Limitations of the past are not necessarily limitations of the future. Healthcare agencies need to augment their COVID-19 data set with available historical patient records including medical and pharmacy claims, demographics, disease registry, vital records, EMR data, lab results, and social determinants of health attributes to create a comprehensive population health data registry and longitudinal records at the individual level. Different organizations have these data sets.
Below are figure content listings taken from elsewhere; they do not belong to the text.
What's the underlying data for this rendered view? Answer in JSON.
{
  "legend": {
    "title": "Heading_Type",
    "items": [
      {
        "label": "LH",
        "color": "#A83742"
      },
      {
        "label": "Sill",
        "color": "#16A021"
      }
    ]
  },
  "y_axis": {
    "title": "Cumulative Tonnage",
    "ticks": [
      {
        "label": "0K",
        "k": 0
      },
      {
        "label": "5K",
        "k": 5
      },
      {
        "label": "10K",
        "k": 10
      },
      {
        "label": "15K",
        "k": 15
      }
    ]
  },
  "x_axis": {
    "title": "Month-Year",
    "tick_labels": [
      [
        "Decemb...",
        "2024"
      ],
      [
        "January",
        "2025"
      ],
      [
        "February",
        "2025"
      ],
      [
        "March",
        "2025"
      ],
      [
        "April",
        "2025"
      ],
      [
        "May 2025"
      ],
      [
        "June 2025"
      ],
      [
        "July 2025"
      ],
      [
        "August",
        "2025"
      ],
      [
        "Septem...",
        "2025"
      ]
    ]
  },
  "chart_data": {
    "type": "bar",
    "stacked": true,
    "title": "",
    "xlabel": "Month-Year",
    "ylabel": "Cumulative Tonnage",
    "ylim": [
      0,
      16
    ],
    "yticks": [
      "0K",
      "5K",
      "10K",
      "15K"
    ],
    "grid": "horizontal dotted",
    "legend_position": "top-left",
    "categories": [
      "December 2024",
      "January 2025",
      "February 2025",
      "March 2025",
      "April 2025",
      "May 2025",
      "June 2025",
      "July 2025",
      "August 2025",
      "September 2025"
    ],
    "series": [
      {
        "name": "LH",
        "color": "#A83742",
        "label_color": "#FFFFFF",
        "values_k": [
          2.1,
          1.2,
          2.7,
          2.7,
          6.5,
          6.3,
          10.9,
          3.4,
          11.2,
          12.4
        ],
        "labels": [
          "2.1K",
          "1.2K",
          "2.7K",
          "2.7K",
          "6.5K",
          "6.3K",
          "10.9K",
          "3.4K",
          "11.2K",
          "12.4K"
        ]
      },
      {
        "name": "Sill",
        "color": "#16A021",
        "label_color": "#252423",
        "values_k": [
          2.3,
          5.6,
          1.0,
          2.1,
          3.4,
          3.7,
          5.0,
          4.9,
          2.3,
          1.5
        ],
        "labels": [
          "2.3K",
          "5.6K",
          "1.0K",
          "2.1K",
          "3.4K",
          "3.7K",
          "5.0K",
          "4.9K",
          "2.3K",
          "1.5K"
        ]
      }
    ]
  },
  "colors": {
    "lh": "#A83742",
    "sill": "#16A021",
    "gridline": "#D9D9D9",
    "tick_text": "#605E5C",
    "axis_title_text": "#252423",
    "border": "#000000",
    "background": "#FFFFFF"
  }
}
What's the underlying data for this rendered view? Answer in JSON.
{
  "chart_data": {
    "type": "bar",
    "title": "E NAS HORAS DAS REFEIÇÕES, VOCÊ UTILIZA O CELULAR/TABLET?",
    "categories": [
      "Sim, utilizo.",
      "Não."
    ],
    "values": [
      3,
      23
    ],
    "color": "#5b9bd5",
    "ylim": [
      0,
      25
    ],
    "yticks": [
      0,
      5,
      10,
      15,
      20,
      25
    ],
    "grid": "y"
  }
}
They all need to work together to build a comprehensive open data hub.
Use of next-generation data science platforms can help analyze all this data in real time for sophisticated descriptive, diagnostic, spatial and predictive analytics, enabling agencies to take a proactive, risk-based approach for population and individual health management. Following are a few guiding principles to adopt a next-generation data science platform to analyze data meaningfully and at scale:
- Cloud native to ensure platform scalability and elasticity
- Supports polymorphic data and polyglot storage
- Open architecture for agility and collaboration
- Unified data experience and ease of cross-agency data exchange
- Facilitates data exploration and encourages effective data stewardship
- Facilitates driverless data lifecycle management
- Invokes self-service analytics to empower data democratization
- Supports automated machine learning for rapid AI model development
- Disseminates AI-driven, next-best-action-oriented intelligence to all stakeholders in real time
CIOs must reimagine their role and become a champion of data and intelligence within the organization. Their vision and direction will be critical to ensure investments in scaling up of the existing data infrastructure to meet the challenges of the next wave. This means advocating for a data-driven culture across the organization, establishing security practices, assessing risk, designing data-management policies, institutionalizing best practices in data science model enablement, and encouraging collaboration between business leaders and interagency stakeholders.
Infosys Public Services and AWS have partnered to develop a self-service, AI-based advanced data analytics solution (Infosys DIA- Data Insights Actions Platform) that can help CIOs do the above. The platform is built using best-of-breed data science tools and AI techniques, and is designed as “Analytics in a Box.” The platform enables agencies to easily aggregate, manage, and analyze multi-modal data to generate the right intelligence and deliver the right interventions to the right people, at the right time, for improved outcomes.
To disseminate rapidly changing COVID information, the DIA platform has been extended with AI-based digital health advisors. These digital advisors can access up-to-date information from reliable sources like the CDC and the WHO, and leverage various artificial intelligence techniques such as natural language understanding and processing, machine learning, neural ontology, and emotional intelligence to engage people meaningfully, address their queries accurately, and enable staff to focus on strategic initiatives.
Future waves of the novel coronavirus are a certainty. Effective vaccines are still likely to be 12 to 18 months away from being available. No evidence exists yet of any herd immunity towards the virus. Health care system CIOs must act now to strengthen their data and analytics systems because the right data sets (an ideal combination of clinical and non-non-clinical), the right insights, and the right actions (pharmaceutical and non-pharmaceutical) can reduce the spread of the virus and mitigate its impact on public health, business operations, and the economy.